Often, she will ask why they didn't bother to marry: 'You're committed enough to make a baby, but not to get married?' she'll rhetorically ask in her no-nonsense Brooklyn Jewish grandmother accent. 'We have courts for marriages that break up but not for when living together doesn't work out,' she explains.
In a nutshell, Judge Judy is explaining the modern democratic state's interest in marriage: recognising the contractual rights and obligations of two people who share resources and (where they exist) rights and responsibilities to children.

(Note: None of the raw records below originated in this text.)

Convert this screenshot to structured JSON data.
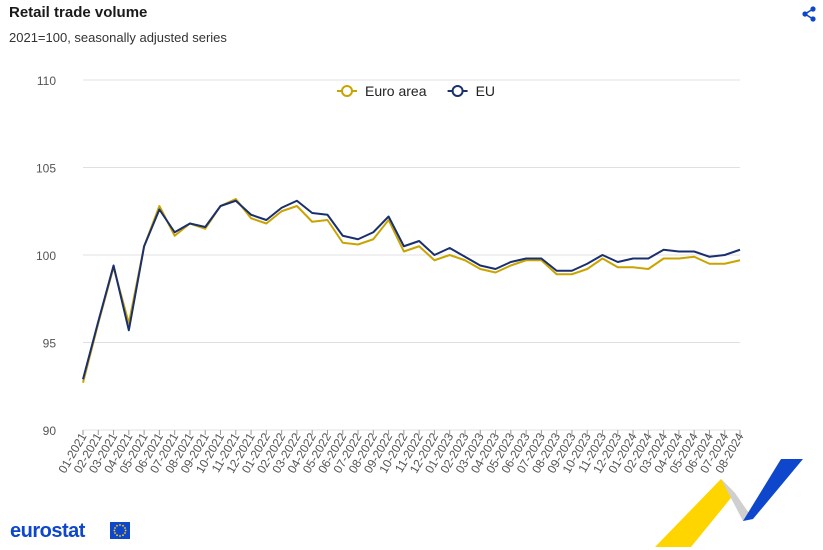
{
  "header": {
    "title": "Retail trade volume",
    "subtitle": "2021=100, seasonally adjusted series"
  },
  "toolbar": {
    "share_icon": "share-icon"
  },
  "footer": {
    "brand": "eurostat",
    "flag_icon": "eu-flag-icon"
  },
  "colors": {
    "euro_area": "#c9a400",
    "eu": "#1a2f6e",
    "grid": "#e0e0e0",
    "brand": "#0e47cb",
    "swoosh_yellow": "#ffd500",
    "swoosh_blue": "#0e47cb",
    "swoosh_grey": "#cfcfcf"
  },
  "chart_data": {
    "type": "line",
    "title": "Retail trade volume",
    "subtitle": "2021=100, seasonally adjusted series",
    "xlabel": "",
    "ylabel": "",
    "ylim": [
      90,
      110
    ],
    "yticks": [
      90,
      95,
      100,
      105,
      110
    ],
    "grid": true,
    "legend_position": "top-center",
    "categories": [
      "01-2021",
      "02-2021",
      "03-2021",
      "04-2021",
      "05-2021",
      "06-2021",
      "07-2021",
      "08-2021",
      "09-2021",
      "10-2021",
      "11-2021",
      "12-2021",
      "01-2022",
      "02-2022",
      "03-2022",
      "04-2022",
      "05-2022",
      "06-2022",
      "07-2022",
      "08-2022",
      "09-2022",
      "10-2022",
      "11-2022",
      "12-2022",
      "01-2023",
      "02-2023",
      "03-2023",
      "04-2023",
      "05-2023",
      "06-2023",
      "07-2023",
      "08-2023",
      "09-2023",
      "10-2023",
      "11-2023",
      "12-2023",
      "01-2024",
      "02-2024",
      "03-2024",
      "04-2024",
      "05-2024",
      "06-2024",
      "07-2024",
      "08-2024"
    ],
    "series": [
      {
        "name": "Euro area",
        "color": "#c9a400",
        "values": [
          92.7,
          96.1,
          99.3,
          96.1,
          100.5,
          102.8,
          101.1,
          101.8,
          101.5,
          102.8,
          103.2,
          102.1,
          101.8,
          102.5,
          102.8,
          101.9,
          102.0,
          100.7,
          100.6,
          100.9,
          102.0,
          100.2,
          100.5,
          99.7,
          100.0,
          99.7,
          99.2,
          99.0,
          99.4,
          99.7,
          99.7,
          98.9,
          98.9,
          99.2,
          99.8,
          99.3,
          99.3,
          99.2,
          99.8,
          99.8,
          99.9,
          99.5,
          99.5,
          99.7
        ]
      },
      {
        "name": "EU",
        "color": "#1a2f6e",
        "values": [
          92.9,
          96.2,
          99.4,
          95.7,
          100.5,
          102.6,
          101.3,
          101.8,
          101.6,
          102.8,
          103.1,
          102.3,
          102.0,
          102.7,
          103.1,
          102.4,
          102.3,
          101.1,
          100.9,
          101.3,
          102.2,
          100.5,
          100.8,
          100.0,
          100.4,
          99.9,
          99.4,
          99.2,
          99.6,
          99.8,
          99.8,
          99.1,
          99.1,
          99.5,
          100.0,
          99.6,
          99.8,
          99.8,
          100.3,
          100.2,
          100.2,
          99.9,
          100.0,
          100.3
        ]
      }
    ]
  }
}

The state doesn't have an opinion on whether God approves of the union because theocracy went out of fashion in the West, along with the Divine Right of Kings. These days in Australia, the state doesn't even care to enforce sexual exclusivity of partners, although once upon a time that was a major element of marital law. Divorce is all about distribution of assets and establishing proper care of the kids. So why the brouhaha over marriage for gay people?
Since time immemorial, different societies and cultures have developed all sorts of rules and taboos about marriage, which makes for fascinating reading and belies the notion that there is a single, eternal concept of marriage that straight people can access but gays may not. Some types of marriage permissible in different times and cultures are not accepted under current Australian law, other types are perfectly legal here but a big no-no in other times and places.
Take interreligious marriages, for example. In Australia, a Satanist can marry a Jedi Knight and no-one gives two hoots, but a fourth century Christian couldn't even dine with a Jewish neighbour, let alone marry him, thanks to the Council of Elvira. Things have relaxed a bit since then, but even in 1938 my CofE grandfather had to marry his Catholic bride 'behind the altar' and her relatives wouldn't darken their doorstep.
Muslim men have to restrict themselves to four wives, but fundamentalist Mormons are good to go with any number. Polygyny was common enough in ancient Judaism, the record being held by King Solomon and his thousand wives and concubines.